The Frontier supercomputer at the Department of Energy’s Oak Ridge Leadership Computing Facility (OLCF) will greatly exceed its predecessors in capability and speed. Hewlett-Packard Enterprises and semiconductor company AMD designed Frontier with DOE and Oak Ridge National Laboratory, OLCF’s home. The national user facility received the first hardware for Frontier in late July 2021 and had planned to make Frontier available in early 2022, says Justin Whitt, OLCF’s program director. “At this point we’re 100 percent on track to do that.”
Frontier is the latest in a line of record-breaking OLCF machines. Jaguar surpassed the petascale barrier in 2009, performing more than 1 quadrillion calculations per second. Titan outdid Jaguar in its 2012 debut and ran up to 27 quadrillion calculations per second. By 2019, the Summit supercomputer had eclipsed them all at speeds up to 200 quadrillion calculations per second.

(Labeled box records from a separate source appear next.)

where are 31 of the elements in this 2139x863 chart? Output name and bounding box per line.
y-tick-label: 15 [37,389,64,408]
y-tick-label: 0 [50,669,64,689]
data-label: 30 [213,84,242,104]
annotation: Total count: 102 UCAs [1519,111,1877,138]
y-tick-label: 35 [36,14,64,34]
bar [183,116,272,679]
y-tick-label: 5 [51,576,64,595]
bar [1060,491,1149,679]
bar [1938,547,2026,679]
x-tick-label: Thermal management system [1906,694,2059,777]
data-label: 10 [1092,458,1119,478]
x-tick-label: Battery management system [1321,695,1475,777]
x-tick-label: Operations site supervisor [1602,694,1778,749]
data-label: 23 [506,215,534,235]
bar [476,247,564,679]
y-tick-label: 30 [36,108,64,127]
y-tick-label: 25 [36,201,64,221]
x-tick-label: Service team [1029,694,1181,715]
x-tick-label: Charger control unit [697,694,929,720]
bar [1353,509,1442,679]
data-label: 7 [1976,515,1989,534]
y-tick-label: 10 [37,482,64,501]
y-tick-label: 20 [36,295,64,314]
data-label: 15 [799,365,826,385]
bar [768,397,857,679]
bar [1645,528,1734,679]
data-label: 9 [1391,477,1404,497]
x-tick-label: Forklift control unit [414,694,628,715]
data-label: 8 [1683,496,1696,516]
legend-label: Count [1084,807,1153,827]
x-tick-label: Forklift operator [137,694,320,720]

Soon the Frontier exascale supercomputer will achieve more than 1.5 quintillion calculations per second.
Making Frontier a reality has involved deep partnerships across multiple DOE laboratories, academic institutions and industry partners, Whitt says. “You’re talking about thousands of really smart people working to make this happen for years ahead of time.”
The Frontier design process kicked off in 2018. DOE gathered about 150 experts from across its complex who assessed technologies and evaluated which proposals should be considered for building the supercomputer.
In addition, Frontier has been designed carefully to make its capabilities and software look like Summit to ease users’ transition to the system. “A lot of the programming and software environmental tools that will be available on Frontier are already available on Summit.”
Frontier will boast some novel technologies that are under nondisclosure agreements with their manufacturers, Whitt says. “The AMD family of processors, both the CPU and GPU that will be in Frontier, are very high-end, customized products that are meant for traditional high performance computing workflows as well as artificial intelligence programming and learning workflows.” And like Summit, the system should excel at simulation, data analysis and AI workflows.
“We’re honored to carry the exascale flag for the nation at this point,” Whitt says, adding it will be “uniquely rewarding when we start to see the kinds of science and engineering that are produced by these systems.”